I am given three pairs of (pressure $p$, molar volume $V_m$) measurements at constant known temperature $T$: (0.750000, 29.8649), (0.500000, 44.8090), (0.250000, 89.6384). The goal is to determine the ideal gas constant $R$ plotting $p$ vs $1/V_m$ or $V_m$ vs $1/p$ and using the ideal gas law $pV_m = RT$. However, these plots produce best fit lines with slightly different slopes. I used Microsoft Excel to do this. The resulting equations of the best fit lines and $R^2$ values are:
$$y = 22.3932159243x + 0.0002057994 \qquad R^2 = 0.9999999746$$
for the $p$ vs $1/V_m$ plot, and
$$y = 22.4149788462x + 0.0214038462 \qquad R^2 = 0.9999999998$$
for the $V_m$ vs $1/p$ plot.
I am completely confused by this and would appreciate if someone could shed some light on this "paradox".
Best Answer
This is perfectly normal in the least square sense.

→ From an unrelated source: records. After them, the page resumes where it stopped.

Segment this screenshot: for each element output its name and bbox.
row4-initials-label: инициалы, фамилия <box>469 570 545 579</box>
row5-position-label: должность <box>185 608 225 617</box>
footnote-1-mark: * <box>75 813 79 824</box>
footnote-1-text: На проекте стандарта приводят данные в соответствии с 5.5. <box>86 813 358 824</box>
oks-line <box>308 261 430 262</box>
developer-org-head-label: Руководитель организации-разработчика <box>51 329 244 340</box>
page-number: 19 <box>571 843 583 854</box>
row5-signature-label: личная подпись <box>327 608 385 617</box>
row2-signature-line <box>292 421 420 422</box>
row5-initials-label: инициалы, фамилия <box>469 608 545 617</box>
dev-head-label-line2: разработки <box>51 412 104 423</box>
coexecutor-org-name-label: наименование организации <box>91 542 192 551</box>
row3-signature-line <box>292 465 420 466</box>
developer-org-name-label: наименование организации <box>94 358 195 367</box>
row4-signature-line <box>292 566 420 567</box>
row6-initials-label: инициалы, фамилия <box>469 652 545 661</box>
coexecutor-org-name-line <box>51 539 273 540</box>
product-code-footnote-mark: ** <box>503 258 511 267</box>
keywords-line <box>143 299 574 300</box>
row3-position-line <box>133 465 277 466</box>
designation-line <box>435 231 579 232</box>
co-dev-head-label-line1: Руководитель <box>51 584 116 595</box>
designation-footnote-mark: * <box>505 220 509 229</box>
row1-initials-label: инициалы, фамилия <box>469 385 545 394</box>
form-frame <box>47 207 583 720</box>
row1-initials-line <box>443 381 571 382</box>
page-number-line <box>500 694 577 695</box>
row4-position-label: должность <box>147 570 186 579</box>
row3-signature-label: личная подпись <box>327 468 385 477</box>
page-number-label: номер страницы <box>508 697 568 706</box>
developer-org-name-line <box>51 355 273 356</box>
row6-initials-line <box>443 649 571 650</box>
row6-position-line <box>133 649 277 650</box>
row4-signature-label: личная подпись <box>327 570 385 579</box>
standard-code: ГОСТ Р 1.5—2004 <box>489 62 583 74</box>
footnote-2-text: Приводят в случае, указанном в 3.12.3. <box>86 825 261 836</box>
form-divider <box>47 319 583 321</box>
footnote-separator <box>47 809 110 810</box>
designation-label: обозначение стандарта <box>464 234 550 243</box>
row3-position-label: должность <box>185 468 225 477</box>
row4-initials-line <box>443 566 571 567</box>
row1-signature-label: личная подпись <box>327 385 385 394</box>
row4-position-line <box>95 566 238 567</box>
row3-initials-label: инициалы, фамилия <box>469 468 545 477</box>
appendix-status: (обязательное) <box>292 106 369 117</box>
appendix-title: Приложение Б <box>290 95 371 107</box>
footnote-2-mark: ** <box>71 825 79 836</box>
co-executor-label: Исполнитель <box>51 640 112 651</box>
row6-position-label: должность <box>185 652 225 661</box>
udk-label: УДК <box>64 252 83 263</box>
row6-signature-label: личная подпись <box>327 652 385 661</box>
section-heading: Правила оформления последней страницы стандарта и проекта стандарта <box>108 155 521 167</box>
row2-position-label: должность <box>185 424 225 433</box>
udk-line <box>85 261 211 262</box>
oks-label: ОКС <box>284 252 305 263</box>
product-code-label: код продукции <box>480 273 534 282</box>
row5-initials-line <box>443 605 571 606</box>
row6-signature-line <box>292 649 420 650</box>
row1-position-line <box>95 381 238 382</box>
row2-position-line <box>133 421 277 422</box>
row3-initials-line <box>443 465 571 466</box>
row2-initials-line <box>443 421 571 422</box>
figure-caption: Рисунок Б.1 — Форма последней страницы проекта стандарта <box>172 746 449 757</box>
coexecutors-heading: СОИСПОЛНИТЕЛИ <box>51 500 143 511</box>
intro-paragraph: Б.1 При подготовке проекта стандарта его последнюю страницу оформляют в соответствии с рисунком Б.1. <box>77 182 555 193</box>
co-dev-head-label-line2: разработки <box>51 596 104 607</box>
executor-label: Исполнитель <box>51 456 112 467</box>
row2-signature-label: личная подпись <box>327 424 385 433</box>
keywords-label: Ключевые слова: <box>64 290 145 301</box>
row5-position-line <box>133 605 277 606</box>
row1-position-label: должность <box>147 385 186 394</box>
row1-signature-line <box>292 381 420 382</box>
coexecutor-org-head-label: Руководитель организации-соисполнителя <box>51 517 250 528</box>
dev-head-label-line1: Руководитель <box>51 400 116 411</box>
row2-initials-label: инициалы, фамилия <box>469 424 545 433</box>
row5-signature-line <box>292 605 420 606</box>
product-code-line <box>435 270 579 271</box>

Suppose that the data are $(x,y)$. If you fit $y=a + b x$ you minimize the vertical distance on $y$ and vice-versa. So, except if there is absolutely no noise, the results of the regression cannot be the same.
In fact, if I had this problem, what I should do is to write $$P\,V=c$$ and minimize with respect to $c$ the real sum of squares $$SSQ=\sum_{i=1}^n (P_i\, V_i -c)^2$$ which will just give $$c=\frac 1 n \sum_{i=1}^n P_i\, V_i$$ With your data $c=\frac{2688511}{120000}=22.4043$ which is neither $22.3932$ nor $22.4150$ but something in the middle.